Scarcely a week after Vincenzio’s arrest, the unusually strict retirement of the Lady Elvira was disturbed by an earnest petition for a private interview, on the part of a Neapolitan boy, who, the attendant said, had been so urgent, and appeared so exhausted, that he could not refuse him entrance. He would not tell his business to any save the Lady Elvira. Permission was given, and he was conducted to her presence, clothed in a coarse folding cloak of Neapolitan cloth, with the red picturesque cap of the country slouched upon his brow. He stood at the threshold of the apartment, his arms folded in his mantle, his head bent on his breast, as if either physical or mental strength had for the moment utterly failed him. “Retire,” was the first word that met his ear; and he perceived the Lady Elvira addressed her attendants, who still lingered. “Retire, all of you. The boy asked a private audience, and I have promised it. Treachery! danger!—I fear them not!—begone!” and they obeyed. One searching glance the boy cast around, and ere the lady could address him, he had darted across the room, and flung himself at her feet, clasping her knees with the convulsive grasp of agony, struggling for words, but so ineffectually that nought but quivering anguish convulsed those parched lips, nought but agonized sobs found vent. Mantle and cap had both fallen in the quickness of the movement, and though the inner dress was still the boy’s, that exquisite face, that swelling bosom told a different tale.

“Ha! who art thou?
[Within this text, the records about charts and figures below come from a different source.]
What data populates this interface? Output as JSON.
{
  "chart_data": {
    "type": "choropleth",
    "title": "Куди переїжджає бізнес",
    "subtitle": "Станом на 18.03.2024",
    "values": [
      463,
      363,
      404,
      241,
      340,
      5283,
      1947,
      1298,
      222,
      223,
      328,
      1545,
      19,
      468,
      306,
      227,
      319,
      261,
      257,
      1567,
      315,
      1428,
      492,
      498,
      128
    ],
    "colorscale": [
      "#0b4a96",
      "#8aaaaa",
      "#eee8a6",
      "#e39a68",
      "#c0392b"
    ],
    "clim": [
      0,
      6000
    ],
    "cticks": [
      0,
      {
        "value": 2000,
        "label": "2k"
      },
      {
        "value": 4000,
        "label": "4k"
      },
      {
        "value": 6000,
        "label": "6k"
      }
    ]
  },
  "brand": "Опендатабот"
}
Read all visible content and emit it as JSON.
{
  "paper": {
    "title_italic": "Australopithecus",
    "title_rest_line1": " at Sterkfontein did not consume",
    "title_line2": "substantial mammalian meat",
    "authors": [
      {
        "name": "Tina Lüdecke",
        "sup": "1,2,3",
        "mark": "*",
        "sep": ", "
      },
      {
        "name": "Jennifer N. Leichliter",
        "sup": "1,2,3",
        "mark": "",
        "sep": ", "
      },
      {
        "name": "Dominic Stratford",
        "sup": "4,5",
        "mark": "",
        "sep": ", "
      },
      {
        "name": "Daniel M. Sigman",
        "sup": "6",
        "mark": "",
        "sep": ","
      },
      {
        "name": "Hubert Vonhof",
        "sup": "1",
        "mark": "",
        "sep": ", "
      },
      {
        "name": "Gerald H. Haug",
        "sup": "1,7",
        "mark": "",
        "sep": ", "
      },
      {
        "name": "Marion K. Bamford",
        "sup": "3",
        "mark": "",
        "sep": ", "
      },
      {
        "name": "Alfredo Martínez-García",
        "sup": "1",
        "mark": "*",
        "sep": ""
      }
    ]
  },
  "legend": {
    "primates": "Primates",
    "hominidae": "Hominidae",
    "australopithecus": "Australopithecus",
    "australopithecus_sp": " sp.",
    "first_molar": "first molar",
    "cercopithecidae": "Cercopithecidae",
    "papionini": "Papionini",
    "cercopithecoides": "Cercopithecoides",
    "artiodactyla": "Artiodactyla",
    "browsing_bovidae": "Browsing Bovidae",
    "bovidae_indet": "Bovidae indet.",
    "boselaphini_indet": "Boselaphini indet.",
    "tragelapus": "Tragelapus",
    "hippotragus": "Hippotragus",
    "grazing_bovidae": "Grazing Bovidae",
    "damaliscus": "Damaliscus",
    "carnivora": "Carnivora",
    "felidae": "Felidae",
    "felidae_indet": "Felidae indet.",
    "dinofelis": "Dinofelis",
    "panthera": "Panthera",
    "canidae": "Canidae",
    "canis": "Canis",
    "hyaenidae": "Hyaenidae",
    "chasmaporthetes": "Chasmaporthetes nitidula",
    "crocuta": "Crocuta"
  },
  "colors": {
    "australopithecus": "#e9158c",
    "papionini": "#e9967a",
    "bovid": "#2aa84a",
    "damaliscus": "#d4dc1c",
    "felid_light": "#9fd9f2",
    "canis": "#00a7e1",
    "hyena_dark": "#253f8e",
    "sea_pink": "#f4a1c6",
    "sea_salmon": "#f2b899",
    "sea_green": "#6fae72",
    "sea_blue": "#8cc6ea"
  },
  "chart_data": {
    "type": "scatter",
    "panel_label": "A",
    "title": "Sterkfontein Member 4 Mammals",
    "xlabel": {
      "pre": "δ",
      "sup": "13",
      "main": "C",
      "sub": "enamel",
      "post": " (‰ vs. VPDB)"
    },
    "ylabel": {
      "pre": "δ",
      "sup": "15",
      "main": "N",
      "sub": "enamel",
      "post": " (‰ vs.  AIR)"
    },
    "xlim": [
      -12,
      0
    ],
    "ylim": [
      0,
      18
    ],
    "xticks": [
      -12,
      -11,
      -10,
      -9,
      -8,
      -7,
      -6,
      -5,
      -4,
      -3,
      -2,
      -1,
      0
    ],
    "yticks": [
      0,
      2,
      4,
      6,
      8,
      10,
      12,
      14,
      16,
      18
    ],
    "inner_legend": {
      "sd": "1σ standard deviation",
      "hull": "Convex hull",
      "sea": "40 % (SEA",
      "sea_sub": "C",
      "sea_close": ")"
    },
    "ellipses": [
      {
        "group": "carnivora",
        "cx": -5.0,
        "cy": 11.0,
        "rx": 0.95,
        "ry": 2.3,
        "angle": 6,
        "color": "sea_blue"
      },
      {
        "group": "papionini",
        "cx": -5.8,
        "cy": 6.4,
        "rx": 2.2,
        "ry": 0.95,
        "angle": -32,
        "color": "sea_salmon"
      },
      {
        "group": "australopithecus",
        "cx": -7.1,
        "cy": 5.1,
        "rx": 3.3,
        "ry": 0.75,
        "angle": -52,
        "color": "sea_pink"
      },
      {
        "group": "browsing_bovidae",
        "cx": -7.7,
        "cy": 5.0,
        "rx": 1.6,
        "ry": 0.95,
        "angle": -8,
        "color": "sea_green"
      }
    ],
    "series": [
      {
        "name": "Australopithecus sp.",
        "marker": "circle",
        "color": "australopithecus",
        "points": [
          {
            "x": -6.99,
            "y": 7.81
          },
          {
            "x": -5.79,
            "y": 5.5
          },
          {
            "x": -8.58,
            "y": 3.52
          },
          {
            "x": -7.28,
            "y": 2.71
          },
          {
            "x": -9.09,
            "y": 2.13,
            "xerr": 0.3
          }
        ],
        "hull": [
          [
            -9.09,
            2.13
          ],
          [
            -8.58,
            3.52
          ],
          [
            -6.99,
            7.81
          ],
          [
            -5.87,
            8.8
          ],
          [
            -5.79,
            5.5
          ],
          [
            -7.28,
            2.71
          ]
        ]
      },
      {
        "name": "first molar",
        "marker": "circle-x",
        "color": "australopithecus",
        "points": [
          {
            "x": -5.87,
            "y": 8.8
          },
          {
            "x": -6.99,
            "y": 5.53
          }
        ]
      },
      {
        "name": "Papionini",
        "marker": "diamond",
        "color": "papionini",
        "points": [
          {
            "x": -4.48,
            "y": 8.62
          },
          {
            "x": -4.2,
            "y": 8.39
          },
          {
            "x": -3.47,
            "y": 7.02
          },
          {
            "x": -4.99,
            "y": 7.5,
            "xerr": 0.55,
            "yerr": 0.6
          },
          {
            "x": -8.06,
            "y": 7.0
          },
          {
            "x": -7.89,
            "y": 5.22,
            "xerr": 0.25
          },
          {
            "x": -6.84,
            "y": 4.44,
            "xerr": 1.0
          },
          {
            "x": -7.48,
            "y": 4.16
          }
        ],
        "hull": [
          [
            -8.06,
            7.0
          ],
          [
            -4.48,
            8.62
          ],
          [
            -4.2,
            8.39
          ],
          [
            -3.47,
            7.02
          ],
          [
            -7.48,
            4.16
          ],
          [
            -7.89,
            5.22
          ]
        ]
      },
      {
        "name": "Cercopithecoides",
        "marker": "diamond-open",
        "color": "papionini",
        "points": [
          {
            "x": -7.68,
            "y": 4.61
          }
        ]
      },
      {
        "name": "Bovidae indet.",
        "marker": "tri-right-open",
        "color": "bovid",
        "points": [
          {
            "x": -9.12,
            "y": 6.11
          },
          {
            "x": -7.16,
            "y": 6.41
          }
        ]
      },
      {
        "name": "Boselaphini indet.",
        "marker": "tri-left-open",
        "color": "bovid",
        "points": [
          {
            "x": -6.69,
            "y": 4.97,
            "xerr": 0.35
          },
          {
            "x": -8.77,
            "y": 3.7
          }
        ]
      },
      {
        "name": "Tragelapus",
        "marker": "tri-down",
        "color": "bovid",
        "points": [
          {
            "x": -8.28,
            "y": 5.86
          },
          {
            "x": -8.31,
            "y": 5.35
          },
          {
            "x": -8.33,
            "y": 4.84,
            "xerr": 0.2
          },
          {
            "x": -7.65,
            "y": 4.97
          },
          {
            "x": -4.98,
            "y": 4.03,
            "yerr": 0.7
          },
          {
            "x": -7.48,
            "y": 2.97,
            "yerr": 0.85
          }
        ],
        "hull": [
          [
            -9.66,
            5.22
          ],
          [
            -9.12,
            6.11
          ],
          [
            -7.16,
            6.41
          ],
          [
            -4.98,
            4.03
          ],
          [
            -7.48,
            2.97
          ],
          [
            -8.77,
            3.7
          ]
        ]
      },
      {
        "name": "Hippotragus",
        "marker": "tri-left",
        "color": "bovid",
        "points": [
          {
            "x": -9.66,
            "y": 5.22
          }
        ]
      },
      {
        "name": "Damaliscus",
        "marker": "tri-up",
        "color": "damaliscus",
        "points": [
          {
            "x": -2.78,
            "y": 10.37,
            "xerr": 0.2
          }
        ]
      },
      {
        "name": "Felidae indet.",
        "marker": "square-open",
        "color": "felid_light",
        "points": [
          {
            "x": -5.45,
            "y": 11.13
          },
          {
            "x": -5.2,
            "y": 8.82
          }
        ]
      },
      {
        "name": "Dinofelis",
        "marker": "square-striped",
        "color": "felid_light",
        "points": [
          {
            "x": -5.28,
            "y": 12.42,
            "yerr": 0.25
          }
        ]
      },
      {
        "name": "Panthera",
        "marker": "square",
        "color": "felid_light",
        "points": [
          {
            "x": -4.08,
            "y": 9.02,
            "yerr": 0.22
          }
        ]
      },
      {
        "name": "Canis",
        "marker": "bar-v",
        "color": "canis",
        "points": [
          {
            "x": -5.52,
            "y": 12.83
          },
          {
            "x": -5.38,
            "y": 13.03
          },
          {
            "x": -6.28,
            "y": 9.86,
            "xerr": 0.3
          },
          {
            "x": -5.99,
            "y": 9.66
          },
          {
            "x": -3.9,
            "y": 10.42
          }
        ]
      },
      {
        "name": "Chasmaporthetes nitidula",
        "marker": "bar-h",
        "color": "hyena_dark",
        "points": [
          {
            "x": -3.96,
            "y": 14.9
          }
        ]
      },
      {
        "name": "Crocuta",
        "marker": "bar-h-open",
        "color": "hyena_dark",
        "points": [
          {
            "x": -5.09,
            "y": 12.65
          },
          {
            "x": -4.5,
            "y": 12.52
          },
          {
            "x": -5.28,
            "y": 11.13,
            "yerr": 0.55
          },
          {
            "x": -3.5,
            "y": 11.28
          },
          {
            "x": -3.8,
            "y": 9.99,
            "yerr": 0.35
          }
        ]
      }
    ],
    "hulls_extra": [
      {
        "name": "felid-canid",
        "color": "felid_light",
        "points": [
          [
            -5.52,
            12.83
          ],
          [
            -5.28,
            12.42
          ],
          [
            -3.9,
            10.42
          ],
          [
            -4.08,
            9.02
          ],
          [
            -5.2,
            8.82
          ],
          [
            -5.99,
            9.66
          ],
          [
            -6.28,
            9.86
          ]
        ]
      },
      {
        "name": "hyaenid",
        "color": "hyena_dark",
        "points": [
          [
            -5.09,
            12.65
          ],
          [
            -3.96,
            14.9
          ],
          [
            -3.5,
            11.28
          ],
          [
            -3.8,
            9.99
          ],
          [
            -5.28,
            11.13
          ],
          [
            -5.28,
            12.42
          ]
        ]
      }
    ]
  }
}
What wouldst thou?—speak, silly trembler,” and even at the moment that an indescribable thrill passed through the heart of Gonzalvo’s daughter, she struggled to speak playfully. “In sooth, thou art too lovely to wander forth alone, save in this strange guise; speak—what is thy boon?”

“A life! a life they say is forfeited! Lady, kind, generous lady, oh, have mercy! I thought I had words to plead his cause, to beseech, implore, adjure thee, but I have none—none! Mercy, oh, have mercy!”

“Mercy! I am no sovereign to give life or death, poor child! How may I serve thee, and whom is it thou wouldst save?”

“Art thou not Elvira?—art thou not Gonzalvo’s daughter?—and will he not pardon at thy word? Oh, seek him! Tell him Constance, princess of Naples, is in his power! yields herself his prisoner, to be dealt with as he lists, let him but spare Luigi—Luigi, my own noble love! Give him but pardon, life, liberty! Lady, lady! plead for him! let them hold me prisoner in his stead. Wherefore lookest thou thus? Mercy, oh, have mercy—save him!”